Карпов молчал и запоздало думал о том, что в активистах сельсовета, по уму и по совести, должна бы быть Домна Игнатьевна, а не Ерофеев. Так почему же ее нет? Потому, что она не умеет, как Ерофеев, показаться, да ей и незачем показываться, она везде одна и та же. Но с каких пор это стало недостатком?
Не дождавшись ответа, Домна Игнатьевна вытерла слезы концом платка и подалась домой.
В тот день случилось в Оконешникове еще одно событие, о котором, правда, кроме Домны Игнатьевны, никто не узнал: в печке у нее подгорел хлеб.
Заперев кабинет на ключ, Карпов мерил длинными ногами расстояние от угла до угла. За последние дни он так много всякого передумал, что у него с утра начинала болеть голова.
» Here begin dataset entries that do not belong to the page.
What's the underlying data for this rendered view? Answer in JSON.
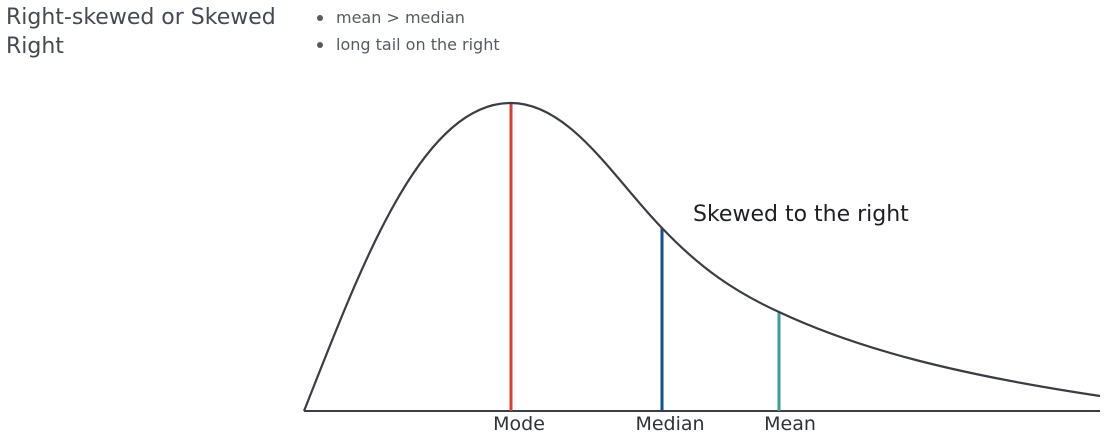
{
  "heading": "Right-skewed or Skewed Right",
  "bullets": [
    "mean > median",
    "long tail on the right"
  ],
  "diagram": {
    "annotation": "Skewed to the right",
    "markers": [
      {
        "label": "Mode",
        "color": "#e03c36"
      },
      {
        "label": "Median",
        "color": "#124f8c"
      },
      {
        "label": "Mean",
        "color": "#3f9a9a"
      }
    ],
    "curve_color": "#3a3d44",
    "axis_color": "#3a3d44"
  }
}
Сейчас не торопился, не нервничал — перегорел, сейчас он просто хотел побыть один, помолчать, успокоиться и что-то окончательно, бесповоротно решить для самого себя.
Из окна кабинета Карпов долго вглядывался в угол «Снежинки», словно хотел заметить там что-то новое, но угол был прежний, выкрашенный синей краской, и вывеска старая, какую делали еще до открытия.
Вглядываясь, Карпов начал думать и вспоминать. Вспоминать, как вскоре после открытия «Снежинки» директор леспромхоза привез комиссию из области. Комиссия была важной и к встрече готовились тщательно. Фаина расстаралась, и стол, когда за него сели, поразил даже видавших виды городских мужиков. В деревянных чашках лежали моченая брусника и ядреная, словно только что сорванная с ветки, облепиха, дымилась уха из стерлядок и огромный судак растянулся на длинном узком блюде как живой. А потом еще подавались домашние пельмени, соленые помидоры и огурцы, из запотелых бутылок, густо наставленных на столе, быстро убывала водка. Карпов вместе с мужиками из комиссии, как выразился директор леспромхоза, развязал пупок. Пил, рассказывал анекдоты, пел песни и вместе с Фаиной лихо отплясывал под радиолу «цыганочку». Двери в «Снежинке» были закрыты изнутри на крючок, окна плотно затягивали тяжелые шторы, увидеть гуляющее начальство никто из посторонних не мог, и Карпов веселился от души.